Sex, drugs and illegal raves: it’s all grist to the mill for Tir Dhondy, who has won audiences of millions due to her fearlessness in getting thrown in at the deep end in alternative communities and controversial sub-cultures.

Her first Vice investigation pulled no punches in exposing the ease with which children are buying drugs over Snapchat. Dhondy took a deeper dive into the drug culture as producer and host of docs for Vice’s High Society strand, including Guerilla Growers, about large-scale cannabis firms hiding in plain sight, and met older users of recreational drugs in Gravers: The UK’s Geriatric Ravers.

Her highest-profile report was an episode of Crimewave exposing how thieves use Snapchat and Instagram to rob influencers – including a member of the gang who robbed Kim Kardashian during Paris Fashion Week in 2016. The interview made waves across major online and print news outlets across the UK and US.

Dhondy also produces YouTube show Cooking With Amelia, which uses celebrity cooking demonstrations to raise awareness of the work of food surplus distributor FareShare.

Next up for Vice is a one-hour doc filmed with a ‘conscious tantric sex community’ in Thailand, described as Dhondy’s most ambitious, immersive and impressive work to date.

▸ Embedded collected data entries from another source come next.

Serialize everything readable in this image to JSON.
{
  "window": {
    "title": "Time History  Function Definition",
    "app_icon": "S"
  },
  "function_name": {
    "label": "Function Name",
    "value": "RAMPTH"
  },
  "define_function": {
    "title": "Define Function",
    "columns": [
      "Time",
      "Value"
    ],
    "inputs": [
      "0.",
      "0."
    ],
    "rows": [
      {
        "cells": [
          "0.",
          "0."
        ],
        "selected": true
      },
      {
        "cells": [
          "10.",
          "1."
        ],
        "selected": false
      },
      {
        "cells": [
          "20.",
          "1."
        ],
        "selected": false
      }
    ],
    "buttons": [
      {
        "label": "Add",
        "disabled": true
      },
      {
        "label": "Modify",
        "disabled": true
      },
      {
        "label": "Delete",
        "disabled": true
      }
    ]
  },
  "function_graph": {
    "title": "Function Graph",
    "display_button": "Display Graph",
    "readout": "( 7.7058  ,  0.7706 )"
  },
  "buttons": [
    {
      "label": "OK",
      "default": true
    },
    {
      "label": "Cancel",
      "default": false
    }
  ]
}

Vice Media Group head of video Milène Larsson says: “From producing to presenting, she continues to go from strength to strength and has the rare gift of knowing how to make content that engages a young audience.”

HUNTING THE ROLEX RIPPERS PRESS

The Guardian

“Dhondy skilfully gets her subjects to open up to her with a Louis Theroux-esque anti-Socratic line of questioning that makes them feel comfortable confessing their greatest sins (albeit with their faces concealed and voices distorted).

What money cannot buy you is time and, sadly, that is what is truly lacking in this programme. In a mere half hour, it’s hard to pack in enough substance. A few interesting titbits flash on the screen: one in 10 convicted watch thieves is a teenager. Dhondy and her crew are impressively committed, and willing to put themselves in the line of fire to uncover this story. They meet up with anonymous insiders who contact them on Instagram, and stick with them even when they are heavily armed, and violence seems imminent. But when the credits roll, it feels as if we have barely got started.”

The Sun

“In a new BBC documentary, Hunting the Rolex Rippers, journalist Tir Dhondy gets exclusive access to the gun-toting gang members behind the crime wave, who train kids as young as 12 to snatch watches from innocent victims.”

Forbes

BBC journalist Tir Dhondy recently made the documentary Hunting the Rolex Rippers exposing the modus operandi of organised gangs in London where, according to data collected by The Watch Register and shared with Dhondy, over $63 million worth of watches were stolen in 2022 with 3190 reported stolen in the first six months of 2023.

Dhondy hopes her film will raise awareness about the issue. “There will always be a risk if you are wearing an expensive watch walking around on the streets,” she told me, “so if you do have an expensive timepiece, you can be slightly more vigilant.”